Common highlights include:

  • Builds “moral imagination” for handling ambiguous, real-world data dilemmas
  • Helps learners speak more confidently about ethical issues with colleagues and stakeholders
  • Connects data ethics to daily choices, not just compliance or workplace policy
  • Scenario-based assignments that make abstract ethics feel concrete and usable
  • Strong foundation for data analysts and data professionals working with AI and analytics
  • Clear, well-organized modules with a manageable time commitment
  • Flexible, self-paced structure that fits busy professional schedules
  • Engaging learning formats, including short lectures, readings, quizzes, and discussions
  • Supportive facilitation and meaningful peer dialogue
  • Encourages deep reflection and more intentional decision making at work and beyond

Most professionals do not need formal prerequisites to enroll in Cornell’s Data Ethics Certificate. The program is designed for working professionals across technical and nontechnical roles who participate in the data life cycle, including analytics, engineering, privacy, compliance, and legal.

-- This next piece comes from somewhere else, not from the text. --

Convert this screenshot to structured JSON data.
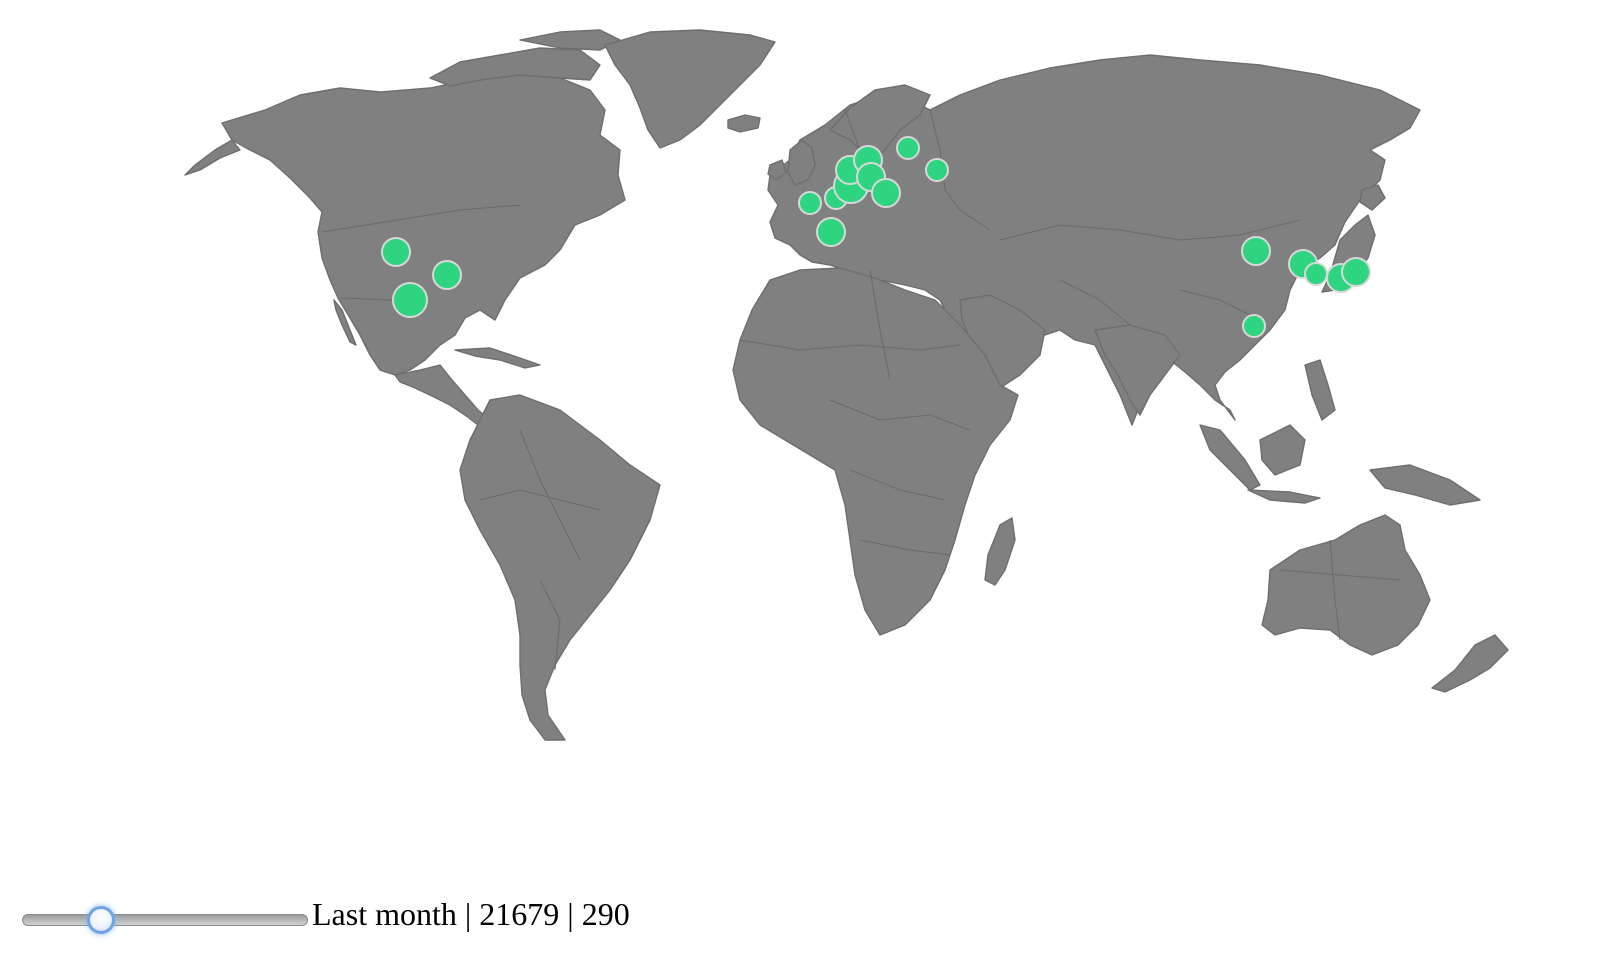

To get the most value from the Data Ethics Certificate program, it helps if you can bring a real situation from your work or industry to analyze, such as a model, dataset, data-sharing decision, or governance challenge. The assignments are built around realistic scenarios and ethical decision making, so you can apply the ideas whether you write code daily or influence how data products are designed, deployed, or regulated.

Ethical risk in data products rarely comes from a single decision. Cornell’s Data Ethics Certificate helps you connect small technical and procedural choices to larger outcomes so you can spot where bias, unfairness, privacy violations, or consent breakdowns are being introduced.

You will learn how these issues arise across the data life cycle, including how consent can become disconnected from downstream use, how proxy variables can hide discrimination, and how lack of transparency and documentation weakens accountability. You’ll also practice anticipating unintended consequences using moral imagination, then turning those insights into practical recommendations such as monitoring plans, clearer documentation, and interventions that reduce the chance of harm after deployment.

Conflicts between business pressure and responsible practice are common in data work, especially when timelines, incentives, or team norms reward speed over scrutiny. Cornell’s Data Ethics Certificate prepares you to navigate those situations with tools that are practical, specific, and grounded in professional responsibility.

You will practice diagnosing ethical culture, recognizing groupthink signals, and identifying where you have individual agency in a larger system. You’ll also build concrete approaches for action, such as low-stakes mechanisms to raise concerns, structured checklists for ethical discussions, audit and post-mortem thinking, and communication strategies that connect ethical risks to organizational values and real-world consequences. This makes it easier to advocate for responsible practices without relying on vague principles alone.